濱上先生 確かにスーパーコンピュータで脳をシミュレートし脳の一瞬の動きをコンピュータで再現することはできつつあります。けれど中で動いているニューロンが次の瞬間、どう変わっていくのか。それは確率的にしか再現できない現象です。脳の仕組みをコンピュータで写し取ったからと言って、マーモセットの同じ思考を再現できたということとは違うでしょう。
高校生 ビッグデータって、どれぐらいの情報量なんですか。
濱上先生 みなさんが大容量と言ってご存知なのはギガ・テラバイトですよね。テラはギガの10の3乗倍(1000倍)です。さらにテラの10の3乗倍はペタ、ペタの10の3乗倍がエクサと言って、このオーダーまで今どんどんデータは増えていっています。さらに2020年に、その上のゼタまで増えると言われています。ギガから考えると、1兆倍のビッグデータですね。
高校生 将来、人間の脳の中にコンピュータを入れる時代は来ますか。
濱上先生 例えば、耳の不自由な人の内耳の中に電極を入れてCPUで音を神経回路の信号に変換して脳に伝えるということはすでに実用化されています。ただそれを健常な人に入れていいかと言うと、倫理的な問題がある。倫理問題はもっと幅広い視点で議論をしていく必要があると思います。

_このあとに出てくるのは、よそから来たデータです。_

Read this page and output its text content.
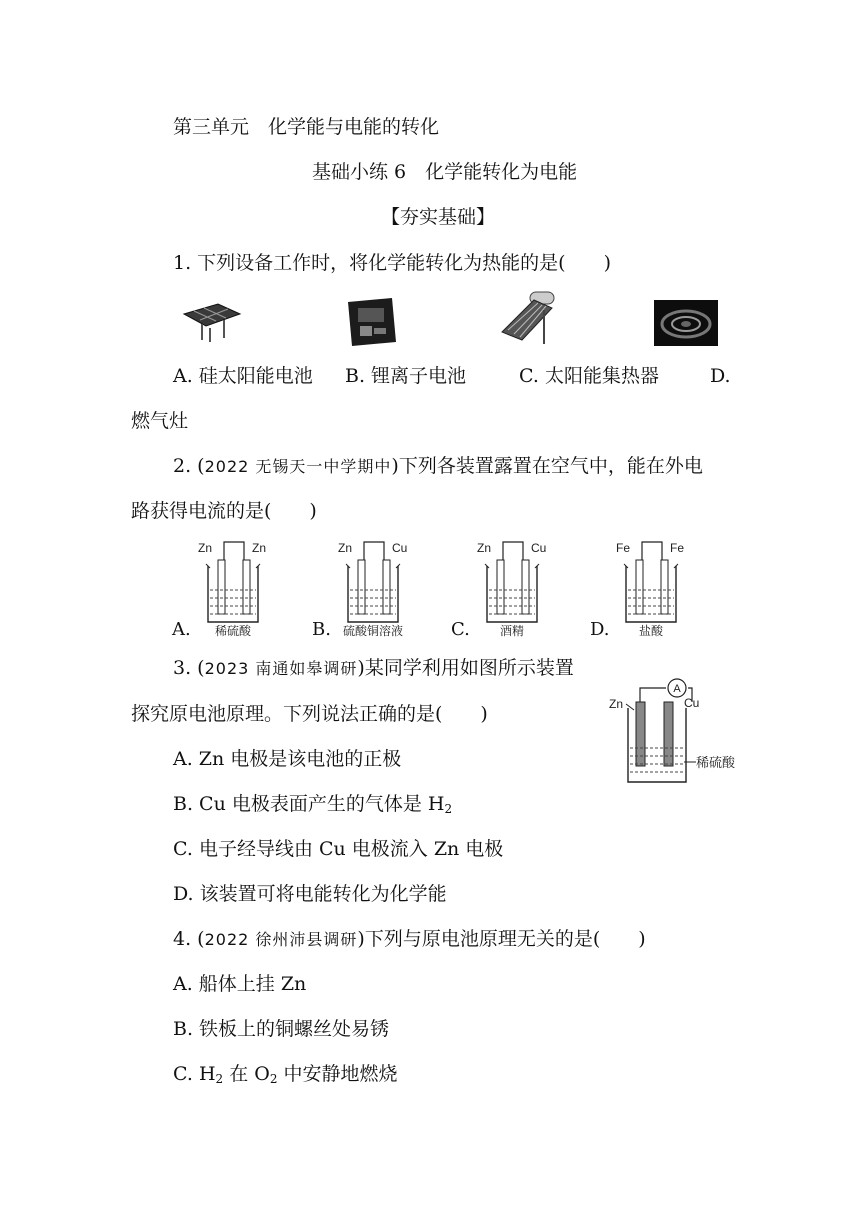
第三单元　化学能与电能的转化
基础小练 6　化学能转化为电能
【夯实基础】
1. 下列设备工作时，将化学能转化为热能的是(　　)
A. 硅太阳能电池 B. 锂离子电池	C. 太阳能集热器	D.
燃气灶
2. (2022 无锡天一中学期中)下列各装置露置在空气中，能在外电
路获得电流的是(　　)
A.
Zn	Zn
稀硫酸	B.
Zn	Cu
硫酸铜溶液	C.
Zn	Cu
酒精	D.
Fe	Fe
盐酸
3. (2023 南通如皋调研)某同学利用如图所示装置
探究原电池原理。下列说法正确的是(　　)
A
Zn	Cu
稀硫酸
A. Zn 电极是该电池的正极
B. Cu 电极表面产生的气体是 $H_2$
C. 电子经导线由 Cu 电极流入 Zn 电极
D. 该装置可将电能转化为化学能
4. (2022 徐州沛县调研)下列与原电池原理无关的是(　　)
A. 船体上挂 Zn
B. 铁板上的铜螺丝处易锈
C. $H_2$ 在 $O_2$ 中安静地燃烧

高校生 2018年に人間の脳と同じ集積度のCPUができるという先生の話ですけど、CPUの性能ってもう限界ということを聞いたんですが。
濱上先生 確かに単位面積あたりコンピュータにオン・オフのスイッチを埋め込めるCPUの集積度を上げるのはもう物理的な限界があると言われています。ただ、複数の並行プロセスを同じシステム内で使用するなどの方法で、物理的な集積度を変えずに処理の集積度を上げることは可能でしょう。それよりも不思議なのは、人間の脳の並列処理能力です。ニューロン同士の情報伝達のスケールはたかだかミリ秒です。CPUと比べるとずうっとずっと遅いのです。こんなに遅くて脳はちゃんと動いているなと感心するくらい(笑い)。それくらい脳の電気的な動作は遅いのですが、大規模な並列処理があちこちで行われているために、実効的に速くなるんです。脳についてはまだまだわからないことはたくさんありますが、コンピュータのチップもそういう方向に進んでいくだろうと考えられています。